The world’s most successful investment bank likes to hide behind the tidal wave of money that it generates and sends crashing over Manhattan, the City of London and most of the world’s other financial capitals. But now the dark knights of banking are being forced, blinking, into the cold light of day. The public, politicians and the press blame bankers’ reckless trading for the credit crunch and, as the most successful bank still standing, Goldman is their prime target. Here, politicians and commentators compete to denounce Goldman in ever more robust terms — "robber barons", "economic vandals", "vulture capitalists". Vince Cable, the Lib Dem Treasury spokesman, contrasts the bank’s recent record results — profits of $3.2 billion in the last quarter alone — and its planned bumper bonus payments with what has happened to ordinary people’s jobs and incomes in 2009.

It’s even worse in the US. There, Rolling Stone magazine ran a story that described Goldman as "a great vampire squid wrapped around the face of humanity, relentlessly jamming its blood funnel into anything that smells like money". In his latest documentary, Capitalism: A Love Story, Michael Moore drives up to 85 Broad Street in an armoured Brinks money van, leaps out carrying a sack with a giant dollar sign on it, looks up at the building and yells: "We’re here to get the money back for the American people!"

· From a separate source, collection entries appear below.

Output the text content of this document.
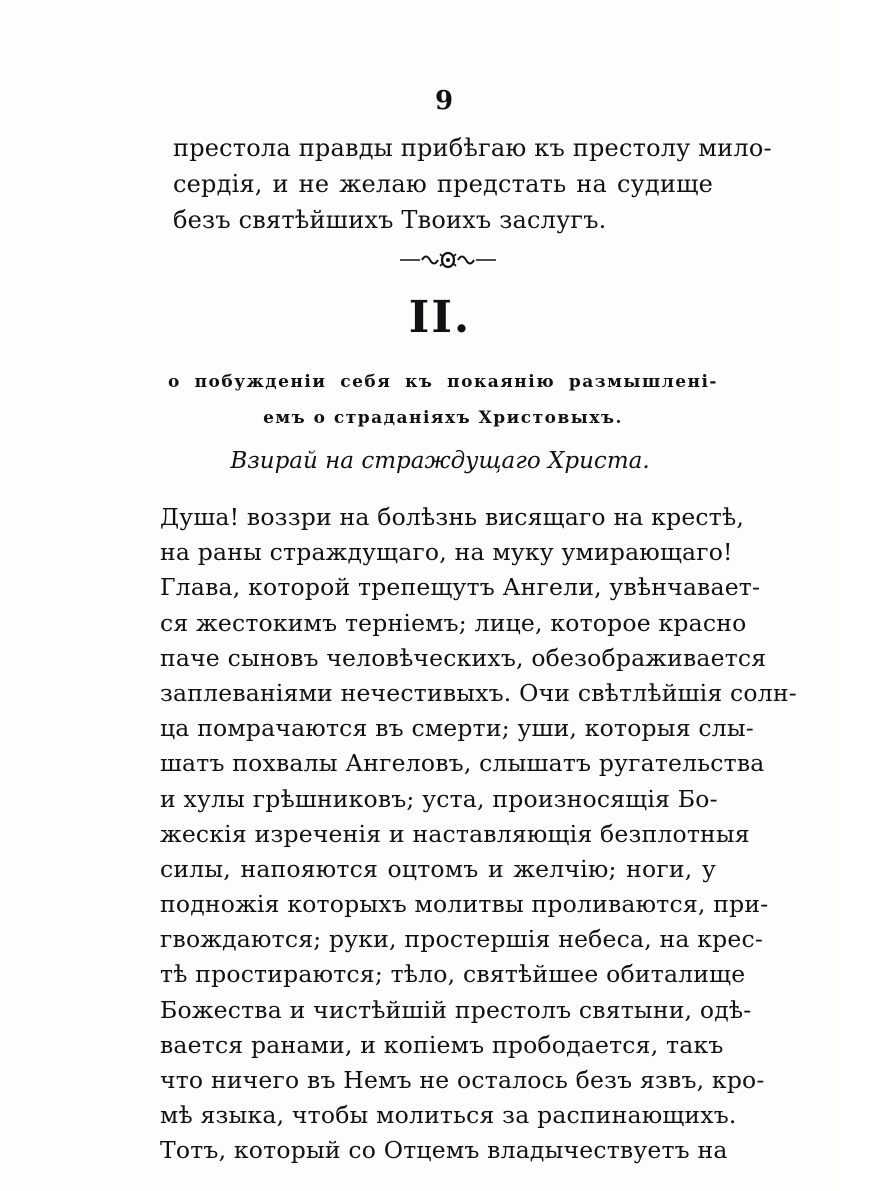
9
престола правды прибѣгаю къ престолу мило-
сердія, и не желаю предстать на судище
безъ святѣйшихъ Твоихъ заслугъ.
II.
о побужденіи себя къ покаянію размышлені-
емъ о страданіяхъ Христовыхъ.
Взирай на страждущаго Христа.
Душа! воззри на болѣзнь висящаго на крестѣ,
на раны страждущаго, на муку умирающаго!
Глава, которой трепещутъ Ангели, увѣнчавает-
ся жестокимъ терніемъ; лице, которое красно
паче сыновъ человѣческихъ, обезображивается
заплеваніями нечестивыхъ. Очи свѣтлѣйшія солн-
ца помрачаются въ смерти; уши, которыя слы-
шатъ похвалы Ангеловъ, слышатъ ругательства
и хулы грѣшниковъ; уста, произносящія Бо-
жескія изреченія и наставляющія безплотныя
силы, напояются оцтомъ и желчію; ноги, у
подножія которыхъ молитвы проливаются, при-
гвождаются; руки, простершія небеса, на крес-
тѣ простираются; тѣло, святѣйшее обиталище
Божества и чистѣйшій престолъ святыни, одѣ-
вается ранами, и копіемъ прободается, такъ
что ничего въ Немъ не осталось безъ язвъ, кро-
мѣ языка, чтобы молиться за распинающихъ.
Тотъ, который со Отцемъ владычествуетъ на
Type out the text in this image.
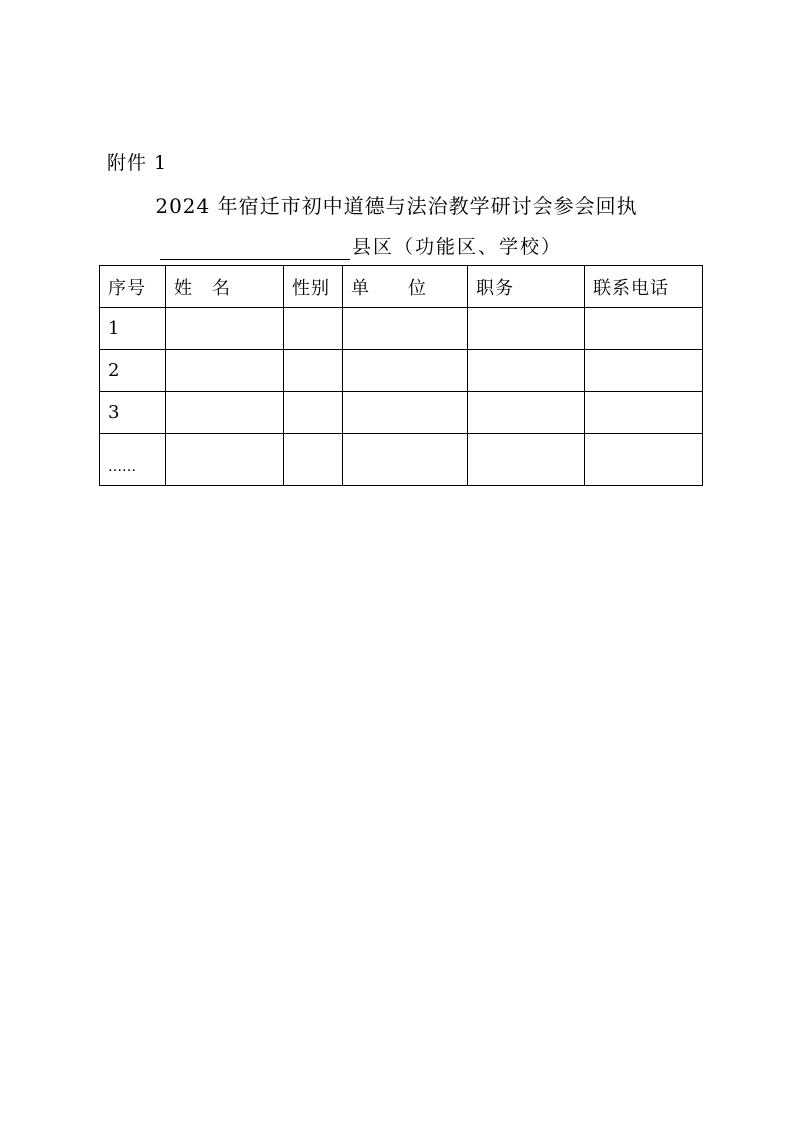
附件 1
2024 年宿迁市初中道德与法治教学研讨会参会回执
县区（功能区、学校）
序号	姓　名	性别	单　　位	职务	联系电话
1					
2					
3					
……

Goldman’s reputation is suddenly as toxic as the credit default swaps and other inexplicably exotic financial instruments it used to buy with glee. That’s bad for the one thing it values more than anything else: business. Being the prime target for popular and political outrage could put Goldman first in line for draconian new regulation. So it has, reluctantly, decided that the time has come to speak out, to fight its corner. That’s how, on one of those bright autumnal New York mornings when anything seems possible — even an invitation to break bread with the masters of the universe — I find myself walking past the security guard who held up Michael Moore and into the building with no name.